The first 5 and 1/2 months of this year seem to have flown by. I’ve joined Actor’s Equity, almost finished the recording portion of my EP, moved into a new apartment, and have been steadily standing in/working background all over the city. I’m miles away from the girl who came to New York in the summer of 2012, thinking she would work in the music industry.
I’m miles away from the naive girl who booked an off-broadway show with essentially no experience. I’m miles away from the clueless non-union background actor who used to get star struck every time she was on set.
I have a good life: family, friends, a budding career, a band, my health, my talent, my music.
I am not content. No, that is not the right word. But I am incredibly happy with my life.
I’m so tired of listening to fellow creatives complaining about not making enough money, not getting callbacks, no one coming to their shows, not becoming “famous.” We all want the same things. We all would love to be at a certain level.
But it all started with a song, or a play, or a painting.
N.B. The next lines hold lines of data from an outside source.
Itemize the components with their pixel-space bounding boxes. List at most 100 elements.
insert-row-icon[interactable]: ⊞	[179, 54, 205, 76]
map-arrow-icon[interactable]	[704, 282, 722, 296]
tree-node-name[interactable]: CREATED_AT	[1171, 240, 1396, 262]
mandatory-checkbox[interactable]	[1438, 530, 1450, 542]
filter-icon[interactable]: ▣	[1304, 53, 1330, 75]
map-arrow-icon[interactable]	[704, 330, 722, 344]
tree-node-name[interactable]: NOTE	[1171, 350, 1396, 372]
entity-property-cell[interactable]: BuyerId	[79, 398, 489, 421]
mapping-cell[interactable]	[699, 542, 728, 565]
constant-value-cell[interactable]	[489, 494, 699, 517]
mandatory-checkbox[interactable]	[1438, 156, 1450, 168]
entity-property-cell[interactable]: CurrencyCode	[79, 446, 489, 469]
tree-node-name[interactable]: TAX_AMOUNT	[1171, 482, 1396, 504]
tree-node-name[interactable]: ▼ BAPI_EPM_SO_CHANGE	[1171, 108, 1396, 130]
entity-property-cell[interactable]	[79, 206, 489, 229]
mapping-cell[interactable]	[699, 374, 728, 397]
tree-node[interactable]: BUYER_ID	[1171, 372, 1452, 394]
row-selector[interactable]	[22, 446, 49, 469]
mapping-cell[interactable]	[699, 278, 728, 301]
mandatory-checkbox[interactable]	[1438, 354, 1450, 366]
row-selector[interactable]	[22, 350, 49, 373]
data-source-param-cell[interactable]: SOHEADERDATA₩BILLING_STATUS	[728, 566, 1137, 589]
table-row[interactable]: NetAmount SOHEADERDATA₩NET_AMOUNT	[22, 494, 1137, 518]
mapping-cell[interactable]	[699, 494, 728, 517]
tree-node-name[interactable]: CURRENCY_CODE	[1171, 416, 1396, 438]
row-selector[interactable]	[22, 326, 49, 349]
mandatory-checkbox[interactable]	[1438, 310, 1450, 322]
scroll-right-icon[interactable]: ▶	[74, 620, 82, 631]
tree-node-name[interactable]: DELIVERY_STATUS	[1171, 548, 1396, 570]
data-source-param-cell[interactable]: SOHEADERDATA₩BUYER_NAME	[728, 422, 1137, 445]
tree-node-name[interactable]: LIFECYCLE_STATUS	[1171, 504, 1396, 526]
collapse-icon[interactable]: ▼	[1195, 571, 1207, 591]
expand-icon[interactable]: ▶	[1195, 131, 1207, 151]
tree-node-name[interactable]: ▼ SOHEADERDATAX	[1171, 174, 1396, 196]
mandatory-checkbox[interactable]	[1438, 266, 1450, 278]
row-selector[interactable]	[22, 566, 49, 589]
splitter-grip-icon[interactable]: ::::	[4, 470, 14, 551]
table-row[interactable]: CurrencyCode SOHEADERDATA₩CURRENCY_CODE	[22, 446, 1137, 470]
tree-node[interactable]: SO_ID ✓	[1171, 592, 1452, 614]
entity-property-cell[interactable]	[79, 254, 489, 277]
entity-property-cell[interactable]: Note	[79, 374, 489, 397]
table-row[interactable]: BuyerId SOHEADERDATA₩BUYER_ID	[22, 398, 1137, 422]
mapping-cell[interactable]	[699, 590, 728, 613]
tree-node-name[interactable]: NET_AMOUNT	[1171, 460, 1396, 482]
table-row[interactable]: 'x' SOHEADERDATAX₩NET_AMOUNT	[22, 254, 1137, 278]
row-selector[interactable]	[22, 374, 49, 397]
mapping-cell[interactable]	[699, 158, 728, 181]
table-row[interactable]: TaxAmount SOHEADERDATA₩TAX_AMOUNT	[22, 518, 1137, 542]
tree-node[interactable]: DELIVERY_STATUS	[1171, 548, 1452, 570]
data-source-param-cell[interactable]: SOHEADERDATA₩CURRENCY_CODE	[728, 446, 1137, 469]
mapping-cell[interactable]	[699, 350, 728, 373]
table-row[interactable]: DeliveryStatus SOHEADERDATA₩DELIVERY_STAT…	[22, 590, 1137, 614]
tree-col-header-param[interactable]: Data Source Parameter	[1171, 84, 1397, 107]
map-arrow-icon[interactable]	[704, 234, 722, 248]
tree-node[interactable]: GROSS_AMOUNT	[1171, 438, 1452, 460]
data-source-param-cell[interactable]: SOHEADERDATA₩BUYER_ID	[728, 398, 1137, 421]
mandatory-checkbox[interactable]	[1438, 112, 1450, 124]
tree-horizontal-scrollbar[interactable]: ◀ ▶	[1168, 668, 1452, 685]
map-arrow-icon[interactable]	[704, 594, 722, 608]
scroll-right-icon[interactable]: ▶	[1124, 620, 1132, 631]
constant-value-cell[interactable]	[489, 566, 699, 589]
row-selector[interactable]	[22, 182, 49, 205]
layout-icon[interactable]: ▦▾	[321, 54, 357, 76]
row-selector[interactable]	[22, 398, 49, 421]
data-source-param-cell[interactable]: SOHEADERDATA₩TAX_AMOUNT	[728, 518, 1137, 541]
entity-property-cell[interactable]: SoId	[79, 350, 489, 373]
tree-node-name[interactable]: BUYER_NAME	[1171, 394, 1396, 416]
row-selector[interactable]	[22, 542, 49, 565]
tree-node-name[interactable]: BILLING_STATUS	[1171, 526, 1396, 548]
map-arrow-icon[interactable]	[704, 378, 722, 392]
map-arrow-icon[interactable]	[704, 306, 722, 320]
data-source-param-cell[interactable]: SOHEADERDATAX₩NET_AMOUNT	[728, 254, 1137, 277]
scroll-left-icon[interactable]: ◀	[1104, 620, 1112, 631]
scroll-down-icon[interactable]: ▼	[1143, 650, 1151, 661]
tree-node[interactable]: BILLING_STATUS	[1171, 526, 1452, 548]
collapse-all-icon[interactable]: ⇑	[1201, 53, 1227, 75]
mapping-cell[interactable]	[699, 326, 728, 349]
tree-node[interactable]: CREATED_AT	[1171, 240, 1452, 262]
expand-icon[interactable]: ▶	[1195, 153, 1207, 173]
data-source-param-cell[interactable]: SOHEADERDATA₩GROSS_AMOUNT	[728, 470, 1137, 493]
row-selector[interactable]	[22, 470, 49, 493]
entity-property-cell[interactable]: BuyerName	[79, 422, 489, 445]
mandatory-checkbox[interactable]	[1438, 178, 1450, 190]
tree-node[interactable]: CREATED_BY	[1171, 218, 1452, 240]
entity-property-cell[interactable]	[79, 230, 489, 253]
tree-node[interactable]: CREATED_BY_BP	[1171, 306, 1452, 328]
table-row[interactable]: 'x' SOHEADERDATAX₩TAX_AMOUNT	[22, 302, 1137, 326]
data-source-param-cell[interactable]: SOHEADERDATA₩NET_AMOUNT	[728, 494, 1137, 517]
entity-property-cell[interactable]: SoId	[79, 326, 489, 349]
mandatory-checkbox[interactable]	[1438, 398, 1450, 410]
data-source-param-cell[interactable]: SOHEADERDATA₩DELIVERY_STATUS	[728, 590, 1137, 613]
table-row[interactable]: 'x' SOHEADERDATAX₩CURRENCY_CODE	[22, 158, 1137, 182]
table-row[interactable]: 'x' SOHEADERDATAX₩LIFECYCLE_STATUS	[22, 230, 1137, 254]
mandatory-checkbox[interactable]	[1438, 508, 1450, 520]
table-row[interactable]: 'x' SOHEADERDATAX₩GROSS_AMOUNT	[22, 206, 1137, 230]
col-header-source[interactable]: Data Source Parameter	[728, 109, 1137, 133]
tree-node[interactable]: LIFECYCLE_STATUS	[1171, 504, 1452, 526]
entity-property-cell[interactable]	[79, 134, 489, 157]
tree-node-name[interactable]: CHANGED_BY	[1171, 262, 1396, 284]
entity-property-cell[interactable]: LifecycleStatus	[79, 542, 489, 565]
Watching American Idol this week, and seeing the season I was a part of slowly come to and end especially made me realize how grateful I am that I’ve had my own unique experiences. Sure, I can still picture myself up on that stage, confetti streaming down, crying out of happiness. But that’s not my story. My story brought me to Hollywood Week where I was one of about 200 amazing singers, who all shared the same dream. And now one of them is about to see it realized.
As will I some day.
It may not be on the American Idol stage. It may not be on Broadway. It may not be at the Grammys. I may never reach that level of notoriety. It does not mean I will not spend every last breath I have attempting to do so, but the reality is that not everyone has the Cinderella ending.
But I guarantee you, that I will find my happy ending. I will never look back on my life and have any regrets, or wish that I did something differently. I will fight my creative struggle with integrity; always being true to myself and my craft. I will fight tooth an nail to have everything I’ve ever dreamed of, but not be disappointed when not everything goes my way. I will laugh, cry, scream, smile my way though every creative endeavor I have yet to experience.
Because I don’t want to spend all my life wishing and hoping for something, when there are so many wonderful things right in front of me.
I want to live a fast life with a steady heart.
Because everything I ever wanted, will want, and will have, is right here.